Considering he’s christened
his greater New York homestead “The Abstract
Ranch,” it’s a good bet a face-to-face lesson
with Vernon Reid might go beyond gardenvariety
blues, rock, or bebop licks. Sure enough,
the veteran jazz-punk/metal-funk alchemist
treats GP readers to a heady fretboard odyssey
of wide intervallic leaps, quasi-atonality, and
unorthodox applications of hybrid picking.
“I like to view the guitar neck as a grid,”

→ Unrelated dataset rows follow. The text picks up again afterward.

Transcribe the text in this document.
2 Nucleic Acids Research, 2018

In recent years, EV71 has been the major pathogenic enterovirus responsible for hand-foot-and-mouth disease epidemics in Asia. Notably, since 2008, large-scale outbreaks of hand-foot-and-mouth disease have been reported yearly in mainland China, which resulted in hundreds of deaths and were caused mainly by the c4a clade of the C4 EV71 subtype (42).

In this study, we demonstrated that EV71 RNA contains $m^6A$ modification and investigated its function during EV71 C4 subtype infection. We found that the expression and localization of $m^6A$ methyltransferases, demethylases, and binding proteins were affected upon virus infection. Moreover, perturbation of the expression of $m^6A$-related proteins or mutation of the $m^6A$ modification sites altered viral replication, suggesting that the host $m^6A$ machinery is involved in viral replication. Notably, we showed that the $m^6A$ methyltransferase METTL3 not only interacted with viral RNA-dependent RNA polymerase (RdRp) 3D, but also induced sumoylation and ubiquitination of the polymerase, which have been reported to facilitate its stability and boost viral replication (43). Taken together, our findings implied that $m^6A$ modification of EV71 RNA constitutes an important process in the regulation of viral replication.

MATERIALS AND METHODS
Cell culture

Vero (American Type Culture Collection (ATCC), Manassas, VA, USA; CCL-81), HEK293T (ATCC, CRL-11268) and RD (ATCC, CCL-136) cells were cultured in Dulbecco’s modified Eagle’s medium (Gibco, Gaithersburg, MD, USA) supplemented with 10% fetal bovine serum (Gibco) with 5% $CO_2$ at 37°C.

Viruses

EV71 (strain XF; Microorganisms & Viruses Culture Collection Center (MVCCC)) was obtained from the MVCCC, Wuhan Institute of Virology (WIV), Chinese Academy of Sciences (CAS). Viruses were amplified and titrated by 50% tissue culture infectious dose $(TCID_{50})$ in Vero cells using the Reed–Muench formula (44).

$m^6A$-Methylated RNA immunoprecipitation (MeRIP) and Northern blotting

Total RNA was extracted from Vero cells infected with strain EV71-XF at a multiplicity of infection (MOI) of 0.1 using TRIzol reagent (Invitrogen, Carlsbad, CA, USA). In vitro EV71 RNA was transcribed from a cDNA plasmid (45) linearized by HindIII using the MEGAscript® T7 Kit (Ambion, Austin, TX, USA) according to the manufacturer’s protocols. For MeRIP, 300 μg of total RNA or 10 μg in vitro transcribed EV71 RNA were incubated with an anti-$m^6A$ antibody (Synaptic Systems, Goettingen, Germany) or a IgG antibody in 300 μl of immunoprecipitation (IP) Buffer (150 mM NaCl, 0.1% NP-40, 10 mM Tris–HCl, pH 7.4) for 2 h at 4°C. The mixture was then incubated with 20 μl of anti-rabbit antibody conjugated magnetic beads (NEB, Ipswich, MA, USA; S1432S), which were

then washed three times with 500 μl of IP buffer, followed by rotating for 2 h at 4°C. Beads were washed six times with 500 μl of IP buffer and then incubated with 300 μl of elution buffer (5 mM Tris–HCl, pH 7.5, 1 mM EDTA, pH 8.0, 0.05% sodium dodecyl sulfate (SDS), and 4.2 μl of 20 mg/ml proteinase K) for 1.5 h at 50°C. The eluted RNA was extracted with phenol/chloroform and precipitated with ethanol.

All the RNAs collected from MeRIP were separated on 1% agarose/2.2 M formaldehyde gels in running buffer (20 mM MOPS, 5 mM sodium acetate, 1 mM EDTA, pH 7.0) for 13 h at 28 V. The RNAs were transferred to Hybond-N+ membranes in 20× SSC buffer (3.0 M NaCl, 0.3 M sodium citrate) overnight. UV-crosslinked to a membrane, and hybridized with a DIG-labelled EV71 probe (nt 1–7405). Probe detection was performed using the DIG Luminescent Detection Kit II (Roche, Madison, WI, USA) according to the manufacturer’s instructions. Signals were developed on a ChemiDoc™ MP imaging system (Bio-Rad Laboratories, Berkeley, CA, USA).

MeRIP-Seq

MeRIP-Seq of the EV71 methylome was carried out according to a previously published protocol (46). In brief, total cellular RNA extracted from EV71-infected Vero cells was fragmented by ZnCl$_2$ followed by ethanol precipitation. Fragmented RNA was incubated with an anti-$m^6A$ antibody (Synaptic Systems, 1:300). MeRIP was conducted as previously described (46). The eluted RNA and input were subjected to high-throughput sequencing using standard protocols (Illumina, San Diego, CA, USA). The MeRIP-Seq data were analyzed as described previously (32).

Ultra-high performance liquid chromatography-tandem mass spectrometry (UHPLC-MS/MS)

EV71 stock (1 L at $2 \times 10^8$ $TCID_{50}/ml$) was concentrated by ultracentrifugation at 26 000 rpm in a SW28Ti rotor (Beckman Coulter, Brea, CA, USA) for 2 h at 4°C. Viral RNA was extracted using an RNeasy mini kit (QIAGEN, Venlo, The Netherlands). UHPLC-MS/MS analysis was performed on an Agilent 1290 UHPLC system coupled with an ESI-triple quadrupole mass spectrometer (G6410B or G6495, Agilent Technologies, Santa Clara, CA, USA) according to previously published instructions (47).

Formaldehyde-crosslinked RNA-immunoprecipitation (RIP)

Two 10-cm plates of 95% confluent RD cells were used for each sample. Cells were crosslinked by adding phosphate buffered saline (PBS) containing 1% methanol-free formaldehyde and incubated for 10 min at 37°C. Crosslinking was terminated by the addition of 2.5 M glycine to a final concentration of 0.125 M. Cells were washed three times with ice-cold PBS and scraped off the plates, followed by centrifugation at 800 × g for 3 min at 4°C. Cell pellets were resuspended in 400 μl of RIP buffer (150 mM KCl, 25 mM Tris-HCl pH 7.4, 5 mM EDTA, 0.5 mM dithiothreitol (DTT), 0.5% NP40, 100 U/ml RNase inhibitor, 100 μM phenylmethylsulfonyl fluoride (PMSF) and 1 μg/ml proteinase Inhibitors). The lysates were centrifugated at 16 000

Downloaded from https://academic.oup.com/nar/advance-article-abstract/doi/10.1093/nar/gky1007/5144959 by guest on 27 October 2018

says Reid, “with an infinite number of ways
to navigate, aside from just standard position
scales or arpeggios. One strategy I’ve
been using lately is to develop ideas around
a series of successive whole tones on one
string [Ex. 1a]. Here, the series is A, B, C# D#,
starting on the fifth fret of the first string,
but you can move the sequence up or down
the neck to the position where you just begin
to feel the stretch in your fingers. From this
starting point, you’re able to develop different
one-string patterns and then play
them across all six strings [Ex. 1b], or take
two separate patterns—one per string—and
track them across two-string pairs [Ex 1c].
“A further expansion of this four-successive-
steps-on-a-string idea involves
grabbing a pattern of chromatic half-steps
[Ex. 2a] then alternating it with the same
sequence, only in whole tones [Ex. 2b]. I
find that this particular exercise makes a
great warm-up, since you’ll most likely feel
tension and release in your fretting hand
while shifting back and forth between the
half- and whole-steps. A somewhat more
musical application of this idea, however,
is to play the sequence with a halfstep,
whole-step, half-step (A, Bb, C, Db)
note spacing [Ex. 3a]. It sounds great over
an Adim7 or A7b9 chord, especially if you
sequence it in minor third increments by
shifting up the neck with your first finger,
three frets each time [Ex. 3b].
“Another element I’ve begun introducing
into my playing is the use of hybrid picking
to play across string pairs. For example,
we can take a whole-step, half-step, wholestep
sequence of notes starting from the
5th fret of the B string (E, F#, G, A) and
play a pattern against the C on the
5th fret
of the G string [Ex. 4]. This lick can be performed
entirely with a plectrum, but I find
I get a much smoother sound by alternating
downstrokes on the G string with plucked
notes from my middle or ring finger on the
B string. Once I became more proficient
at this technique, I was able to play single
notes across all the strings with a fluidity I
couldn’t get by flatpicking alone. I particularly
like playing perfect fifths across string
pairs [Ex. 5a] or alternating between perfect
and diminished fifths [Ex. 5b]. Start this last
run from the G note on the 5th fret of the
fourth string, and you’re essentially outlining
a G6 to Gdim7 chord change. Finally,
I find using the hybrid-picking
approach
makes string skipping much easier to negotiate,
so for even wider intervallic leaps
try starting the pairs of fifths on the fifth
string, 5th fret D note, and, skip the G
string, then sequence the whole pattern
up a minor 3rd [Ex. 5c].
“As many of these examples are tonally
ambiguous, you can try working them into
your playing over altered dominant chords
or improvisations with static tonal centers.
They can also serve as a departure point
for your own exploration by getting you to
think more abstractly, discovering your own
shapes and patterns that are outside the
box of traditional scales and harmony.”